ATTACK OF THE ROBOTS / CARTES SUR TABLE / CARTAS BOCA ARRIBA. Spéva Films / Ciné-Alliance / Hesperia Films S.A., French-Spanish, 1966. Eddie Constantine, Françoise Brion, Fernando Rey, Sophie Hardy. Written by Jean-Claude Carriere. Directed by Jesus Franco….

   …which I guess answers the question, “What would Jesus direct?”

   Actually this is a surprisingly light and enjoyable thing to come from Jesus (aka “Jess” for American consumption) Franco, who more typically did sex-and-gore epics like Revenge of the Alligator Ladies and Lust for Frankenstein. It helps that it was written by Jean-Claude Carriere, a frequent collaborator with Luis Bunuel and the screenwriter of such trifles as Borsalino and Viva Maria.

   It also helps that Eddie Constantine stars, and lends his compelling screen presence to a role suited perfectly to him. For those of you not in on it, Constantine was an American actor who hit the big time as a night club singer in France and went on to star in a whole bunch of “B” action movies, usually as Lemmy Caution and most famously in Jen-Luc Godard’s Alphaville (1965).

   Here he plays a retired Secret Agent named Al Pereira (or Carl Peterson, depending on the dubbing) called back into the field by his superiors to check out assassinations committed by individuals apparently under the influence of what’s known in the genre as Some Diabolical Mind Control. And he isn’t on the job for much longer than a few bites of popcorn before he’s run into oriental masterminds, seductive ladies, furtive guys-who-know-too-much and the odd bruiser just looking for a fight.

    All this comes off much better than it deserves, thanks mostly to Constantine’s brutal charisma. Projecting a screen persona somewhere between Humphrey Bogart and the Creature from the Black Lagoon, he lumbers gracefully across the screen, and somehow convinces you that yes, he really is that tough.

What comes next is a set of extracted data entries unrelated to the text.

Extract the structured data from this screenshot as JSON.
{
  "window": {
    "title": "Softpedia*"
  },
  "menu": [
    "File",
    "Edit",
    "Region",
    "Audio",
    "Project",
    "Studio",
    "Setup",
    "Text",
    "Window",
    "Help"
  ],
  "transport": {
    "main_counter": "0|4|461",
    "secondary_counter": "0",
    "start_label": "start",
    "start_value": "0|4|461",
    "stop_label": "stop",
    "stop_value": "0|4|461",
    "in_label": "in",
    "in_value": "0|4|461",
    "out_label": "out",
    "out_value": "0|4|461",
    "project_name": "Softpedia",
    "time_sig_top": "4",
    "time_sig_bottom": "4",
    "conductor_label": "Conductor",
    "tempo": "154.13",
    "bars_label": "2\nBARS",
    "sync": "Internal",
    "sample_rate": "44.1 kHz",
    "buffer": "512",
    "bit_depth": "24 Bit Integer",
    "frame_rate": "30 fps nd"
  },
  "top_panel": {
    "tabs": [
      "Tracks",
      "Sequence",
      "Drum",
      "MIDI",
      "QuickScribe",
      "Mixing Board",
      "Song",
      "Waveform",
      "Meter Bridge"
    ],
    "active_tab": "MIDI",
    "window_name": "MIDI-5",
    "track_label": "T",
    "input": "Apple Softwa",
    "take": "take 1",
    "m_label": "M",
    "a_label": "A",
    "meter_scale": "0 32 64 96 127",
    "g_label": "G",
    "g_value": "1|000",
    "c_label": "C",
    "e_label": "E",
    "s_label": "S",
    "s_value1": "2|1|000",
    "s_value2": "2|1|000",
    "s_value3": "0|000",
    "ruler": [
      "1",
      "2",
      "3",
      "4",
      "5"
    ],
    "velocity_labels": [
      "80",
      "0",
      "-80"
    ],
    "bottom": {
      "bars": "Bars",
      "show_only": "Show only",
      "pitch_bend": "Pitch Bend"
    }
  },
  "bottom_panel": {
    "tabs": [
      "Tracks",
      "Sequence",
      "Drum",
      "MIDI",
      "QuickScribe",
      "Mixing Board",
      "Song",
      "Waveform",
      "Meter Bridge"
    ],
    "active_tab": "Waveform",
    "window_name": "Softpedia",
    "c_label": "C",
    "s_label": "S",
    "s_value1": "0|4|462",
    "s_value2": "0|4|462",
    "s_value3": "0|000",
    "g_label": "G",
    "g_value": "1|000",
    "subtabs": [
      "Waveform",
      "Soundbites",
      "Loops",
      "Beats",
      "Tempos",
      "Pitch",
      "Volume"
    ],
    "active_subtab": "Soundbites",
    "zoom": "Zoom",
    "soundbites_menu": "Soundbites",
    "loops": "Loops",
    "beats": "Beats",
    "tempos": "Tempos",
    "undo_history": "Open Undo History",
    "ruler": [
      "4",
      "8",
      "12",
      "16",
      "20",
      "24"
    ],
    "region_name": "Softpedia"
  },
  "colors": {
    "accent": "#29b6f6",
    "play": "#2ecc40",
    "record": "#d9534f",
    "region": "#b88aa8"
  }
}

   The story lumbers a bit too, I’m afraid — not so much a story as a succession of fights and chases, but writer Carriere does what he can with it. Some of the repartee is genuinely funny, there are a couple of amusing twists (as when a squad of killer robots and a gang of Chinese assassins prepare to ambush our hero in his room and suddenly discover each other’s presence) and we even get an oriental mastermind with a sense of humor.

   Perhaps no film should need so many redeeming features, but this one somehow carries it off, and if you’re in the mood for something mindless, it fills the time very pleasantly.